Don't we all whore ourselves out from time to time?
post #9 of 16
Originally Posted by AltaSkier
Don't we all whore ourselves out from time to time?
well you would know Mr. leaving the mountiains for $$ aka new handle Huntaskier
post #10 of 16
The worst part of the preparation is spending days just scouting around waiting for that perfect day to film... you know, just another bluebird day with 2-feet of fresh untouched pow to rip.
post #11 of 16

Mike's gonna be a Huntah Fah Queue Buddy?

good choice AS.

post #12 of 16
Thread Starter 
they must have superhuman body control and balance to regroup out of some of the spills that would otherwise wind up as yard sales for even the most advanced skier...not sure what you are getting at Gonzo?
post #13 of 16
I asked Dan Egan once about the binding thing. He said they just crank them down as far as they go. Essentially they are not supposed to release.
post #14 of 16
Why I remember back in the old day's before all you young'ins had the flying machines we would ride on the snow on barrel stays that were tied to our feet with bailing twine. Why I remember the great storm of 88 that's 1888 we would climb up on the of the barn and ski down the roof to the skate'in pond.

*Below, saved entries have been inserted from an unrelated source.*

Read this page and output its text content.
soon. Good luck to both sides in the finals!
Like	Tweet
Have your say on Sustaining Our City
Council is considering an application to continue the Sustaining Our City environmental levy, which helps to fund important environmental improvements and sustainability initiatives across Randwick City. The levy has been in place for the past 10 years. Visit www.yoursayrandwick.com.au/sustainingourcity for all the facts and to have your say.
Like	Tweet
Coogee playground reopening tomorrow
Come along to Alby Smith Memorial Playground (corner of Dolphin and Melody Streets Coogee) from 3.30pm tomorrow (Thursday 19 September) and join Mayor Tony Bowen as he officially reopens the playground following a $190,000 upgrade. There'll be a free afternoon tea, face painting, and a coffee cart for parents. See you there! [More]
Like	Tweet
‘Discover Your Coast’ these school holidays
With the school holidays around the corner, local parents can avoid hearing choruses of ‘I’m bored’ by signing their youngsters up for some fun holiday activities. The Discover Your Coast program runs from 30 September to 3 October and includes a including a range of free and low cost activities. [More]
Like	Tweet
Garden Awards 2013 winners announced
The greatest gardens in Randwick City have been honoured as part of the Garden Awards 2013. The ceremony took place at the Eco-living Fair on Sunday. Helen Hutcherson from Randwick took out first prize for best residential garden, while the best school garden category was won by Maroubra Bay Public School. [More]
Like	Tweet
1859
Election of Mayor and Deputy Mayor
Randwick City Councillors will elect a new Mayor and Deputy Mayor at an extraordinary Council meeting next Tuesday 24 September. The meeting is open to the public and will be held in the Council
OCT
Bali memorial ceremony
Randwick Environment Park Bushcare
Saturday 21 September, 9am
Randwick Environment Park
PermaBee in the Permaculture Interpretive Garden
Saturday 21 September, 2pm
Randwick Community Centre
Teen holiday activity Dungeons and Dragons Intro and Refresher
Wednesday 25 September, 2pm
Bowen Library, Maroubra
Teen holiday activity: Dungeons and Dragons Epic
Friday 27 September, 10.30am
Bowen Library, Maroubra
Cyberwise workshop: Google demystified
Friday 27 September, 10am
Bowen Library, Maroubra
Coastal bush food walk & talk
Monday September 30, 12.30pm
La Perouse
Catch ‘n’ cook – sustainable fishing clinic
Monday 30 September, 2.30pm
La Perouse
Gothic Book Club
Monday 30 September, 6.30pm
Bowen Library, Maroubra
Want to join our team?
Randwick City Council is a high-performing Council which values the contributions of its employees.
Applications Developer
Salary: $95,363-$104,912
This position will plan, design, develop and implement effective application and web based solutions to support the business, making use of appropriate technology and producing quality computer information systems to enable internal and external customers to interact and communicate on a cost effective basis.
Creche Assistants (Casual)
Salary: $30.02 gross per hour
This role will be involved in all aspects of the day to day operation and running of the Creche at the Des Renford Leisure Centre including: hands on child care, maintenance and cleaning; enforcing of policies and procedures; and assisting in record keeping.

Sorry, the heat and humidity are getting to me.
post #15 of 16

I ride sometimes with pro FR mtb riders. the preparation, the skill, the timing... sometimes it looks like nothing happens and then the rider sticks it. but usually there's a whole ton of experience (including prior similar attempts at smaller sizes/sketchiness, etc on prior occasions) into the every day stuff, and lots of calculation on the big stuff.

who wants to see that in a film? that's what the carnage section is for.
post #16 of 16
Tons of preparation goes into skiing big, committing lines like you see in the movies. The lines are always scouted out ahead of time, often via heli, sometimes from the bottom. A steep skier will literally spend hours standing at the bottom of a big line staring at it, imagining the route down, choosing the line to take, making mental notes of obstacles, landmarks for where to turn, where the avalanche danger zones are, and where the safe zones are to ski out in case an avalanche begins. Then they wait and wait and wait until the weather/avalanche/and in the case of movies, lighting, conditions are perfect before they go for it.

I took a steep skiing course last season with Bela Valdesz with ASI in Tahoe and we talked a lot about the preparation that goes into skiing a big line. He said many skiers he knows even take a Polaroid of the line and tape it to their wrist. They can refer to it on the way down so they know exactly where they are on the face and where they want to head.

Of course, lots of movies also just film in the "near" backcountry of the major ski resorts, probably not that far from the boundary. It's tough to haul all the gear out to far, and at a place like Whistler/Blackcomb there is plenty of terrain right around the boundary that looks as if it could be in the middle of nowhere.